Use the megaton::patch::b and megaton::patch::bl functions to create branch instructions to a function pointer. The relative offset is calculated automatically.

#include <megaton/patch.h>

void my_func() {
    // Your code here
}

void patch() {
    megaton::patch::main_stream(0x02345678)
        << megaton::patch::b(my_func);
}

Skip

Use megaton::patch::skip(n) to skip n instructions (i.e. advance the write head without changing the instruction).

#include <megaton/patch.h>

void patch() {
    megaton::patch::main_stream(0x02345678)
        << 0x1E2E1008  // fmov S8, #1.0
        << megaton::patch::skip(2) // skip 2 instructions
        << 0xBD045BEC; // str, S12, [SP, #0x458]
}

Repeat

Use megaton::patch::repeat(n, insn) to repeated write an instruction n times.

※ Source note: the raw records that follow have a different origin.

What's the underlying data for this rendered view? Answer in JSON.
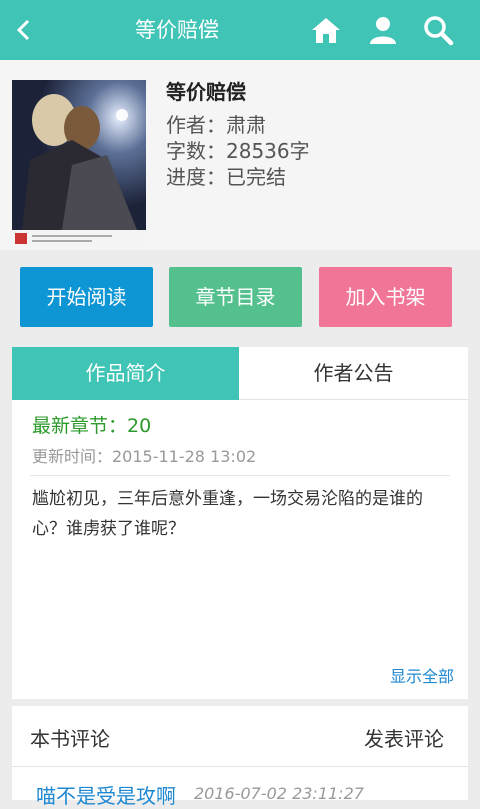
{
  "header": {
    "back_icon": "back-arrow-icon",
    "title": "等价赔偿",
    "icons": [
      "home-icon",
      "user-icon",
      "search-icon"
    ],
    "color": "#3fc4b5"
  },
  "book": {
    "title": "等价赔偿",
    "author_label": "作者：肃肃",
    "words_label": "字数：28536字",
    "progress_label": "进度：已完结"
  },
  "actions": {
    "read": "开始阅读",
    "catalog": "章节目录",
    "shelf": "加入书架",
    "colors": {
      "read": "#0e95d3",
      "catalog": "#53c08e",
      "shelf": "#f07597"
    }
  },
  "tabs": {
    "intro": "作品简介",
    "notice": "作者公告"
  },
  "intro": {
    "latest": "最新章节：20",
    "updated": "更新时间：2015-11-28 13:02",
    "summary": "尴尬初见，三年后意外重逢，一场交易沦陷的是谁的心？谁虏获了谁呢？",
    "show_all": "显示全部"
  },
  "comments": {
    "title": "本书评论",
    "post": "发表评论",
    "first_user": "喵不是受是攻啊",
    "first_time": "2016-07-02 23:11:27"
  }
}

#include <megaton/patch.h>

void patch() {
    megaton::patch::main_stream(0x02345678)
        // write 3 nops
        << megaton::patch::repeat(3, exl::armv8::inst::Nop());
}

Hooking in C++

The C++ Hooking API allows injecting custom callbacks into functions in the main module.

There are 3 types of hooks:

  • Replace: Replace the original function with your implementation
  • Trampoline: Inject a trampoline callback in the original function. You can call the original function in the trampoline.
  • Inline: Inject a trampoline callback at an instruction to inspect or modify the registers

To get started, include the <megaton/hook.h> header, then declare a hook as a struct with provided macros. The following example declares a hook to replace a function:

#include <megaton/hook.h>

struct hook_replace_(foo) {
    target_offset_(0x00345678)
    static int call(int a, int b) {
        return a + b;
    }
};

Note:

  • hook_replace_ is macro for defining the hook struct. It can be replaced with hook_trampoline_ or hook_inline_ for a different hook type
  • The call function defines the hook callback (i.e. code to run when the hooked function or code is called). It must be static
  • For replace and trampoline hooks, the call function's signature should match the signature of the hooked function.
  • The target_offset_ macro declares the target offset in the main module where the hook will be installed. This is optional.

Warning

When hooking a (non-static) member function, the callback should still be a static function, with the this pointer passed as the first argument.

For inline hooks, the call function should take in an InlineCtx pointer, which can be used to access the registers

#include <megaton/hook.h>

struct hook_inline_(foobar) {
    target_offset_(0x00345678)
    static void call(InlineCtx* ctx) {
        // Your code here
        // read X20
        u64 x20 = ctx->x<20>();
        // set w8
        ctx->w<8>() = 0x12345678;
    }
};

Installing the Hook

Once the hook struct is defined, it needs to be installed when your module loads. Your main function's code path should at some point call one of the install functions:


// should be called by your main function
void install_my_hooks() {
    foo::install();
    foobar::install();
}

The install function is defined by the target_offset_ macro, and will install the function at an offset in the main module.

Without target_offset_, you can also manually specify the hook target at install time:

foobar::install_at_offset(0x00345678); // install at offset to main module

This is useful if the offset is not known at compile time.

Pointer-to-member-function (PTMF) pitfalls

It's recommended to always use offsets for hooking, as function pointers can have unexpected behavior with compilers. For example, the following code will NOT work:

struct hook_replace_(foo_hook) {
    static void call(void* this, int b) {
        // ...
    }
};

struct Foo {
    void foo(int b); // member function to hook, defined in the main module
};

void install_my_hooks() {
    foo_hook::install_at(reinterpret_cast<uintptr_t>(&Foo::foo));
}

This is because Foo::foo is a member function. Pointer-to-member-functions, or PTMFs, have compiler-specific implementation and may not be a simple (narrow) pointer. This is especially true for virtual functions.